Duplicate events get ingested in winevtlog input plugin for fluent-bit 3.0.2.
Bug Report
Describe the bug
- Duplicate events get ingested in following case:
- When multiple channels are configured in the fluent-bit and
- An event_query containing multiple channels mentioned in above list is provided.
To Reproduce
- Configure an winevtlog input plugin.
- Make sure to have multiple channels configured in the config.
- Also, provide the value of an input query in which multiple channels are used for filtering the events.
- For example:
- name: winevtlog
tag: some-tag
alias: WIndows alias
storage.type: filesystem
channels: application,security,system
interval_sec: 5
read_existing_events: true
db: C:\Program Files\checkpoint.db
render_event_as_xml: true
read_limit_per_cycle: 2m
event_query: <QueryList><Query Id="0" Path="Application"><Select Path="Application">*[System[TimeCreated[@SystemTime>='2024-04-22T07:30:22.000Z' and @SystemTime<='2024-04-22T09:30:22.999Z']]]</Select><Select Path="Security">*[System[TimeCreated[@SystemTime>='2024-04-22T07:30:22.000Z' and @SystemTime<='2024-04-22T09:30:22.999Z']]]</Select><Select Path="System">*[System[TimeCreated[@SystemTime>='2024-04-22T07:30:22.000Z' and @SystemTime<='2024-04-22T09:30:22.999Z']]]</Select></Query></QueryList>
Expected behavior
- There should be no duplication of events.
Screenshots
-
Upon querying the sqlite DB it was observed that each row of channel configured in the input plugin the bookmark_xml maintains the offset of all channels provided in the event_query as well.
-
3 channels in both
channelsandevent_query: -
2 channels in both
channelsandevent_query. -
2 channels in
channelsand an emptyevent_query
Your Environment
- Version used: 3.0.2
- Operating System and version: Windows server 2022
- Filters and plugins: lua, modify
I reproduce your issue and I found a workaround for this case:
pipeline:
inputs:
- name: winevtlog
tag: some-tag
alias: WIndows alias
channels: application
interval_sec: 5
read_existing_events: true
db: .\checkpoint.db
render_event_as_xml: true
read_limit_per_cycle: 2m
event_query: |
<QueryList>
<Query Id="0" Path="Application">
<Select Path="Application">*[System[TimeCreated[@SystemTime>='2024-04-22T07:30:22.000Z' and @SystemTime<='2024-04-22T09:30:22.999Z']]]</Select>
</Query>
</QueryList>
- name: winevtlog
tag: some-tag
alias: WIndows alias
channels: security
interval_sec: 5
read_existing_events: true
db: .\checkpoint.db
render_event_as_xml: true
read_limit_per_cycle: 2m
event_query: |
<QueryList>
<Query Id="0" Path="Application">
<Select Path="Security">*[System[TimeCreated[@SystemTime>='2024-04-22T07:30:22.000Z' and @SystemTime<='2024-04-22T09:30:22.999Z']]]</Select>
</Query>
</QueryList>
- name: winevtlog
tag: some-tag
alias: WIndows alias
channels: system
interval_sec: 5
read_existing_events: true
db: .\checkpoint.db
render_event_as_xml: true
read_limit_per_cycle: 2m
event_query: |
<QueryList>
<Query Id="0" Path="Application">
<Select Path="System">*[System[TimeCreated[@SystemTime>='2024-04-22T07:30:22.000Z' and @SystemTime<='2024-04-22T09:30:22.999Z']]]</Select>
</Query>
</QueryList>
Meanwhile it needs to define the event_query per channels. This is because the bookmark will be forcibly restored the information which needs to subscribe channels. This shouldn't be expected behavior. So, defining one-by-one style shouldn't mixed up the conditions which should filter and collect Windows EventLogs.

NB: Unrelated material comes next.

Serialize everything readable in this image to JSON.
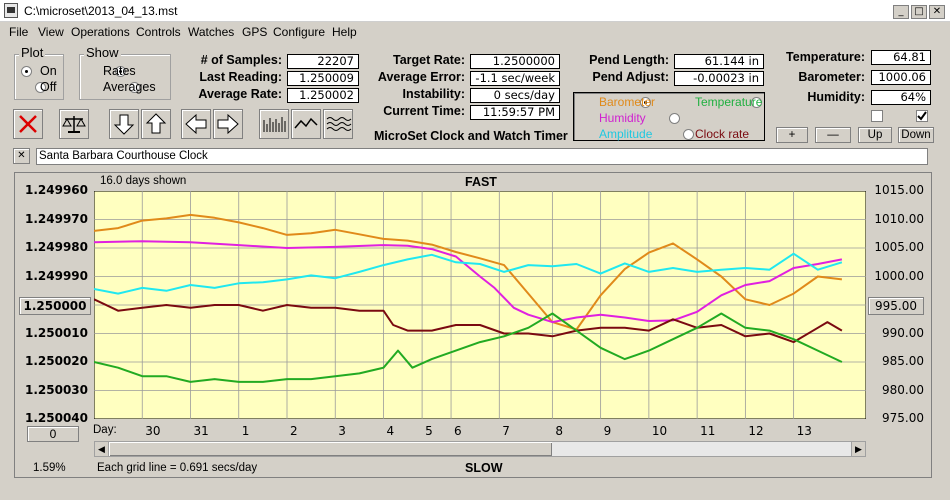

If the channels are accepting multiple inputs, fluent bit should ideally have each stanza for query per channel in the configuration file. Is that correct understanding?
Above workaround might work but users who are already using this would be already facing this issue. Should this workaround be documented until fixed?
If the
channelsare accepting multiple inputs, fluent bit should ideally have each stanza for query per channel in the configuration file. Is that correct understanding?
Ideally, it's correct. However, Fluent Bit does not have the capability for now.
Above workaround might work but users who are already using this would be already facing this issue. Should this workaround be documented until fixed?
TBH, I have never heard that struggling things because QueryList with XML representation should be difficult to put in Fluent Bit configurations. Many of users should use easier configurations than yours.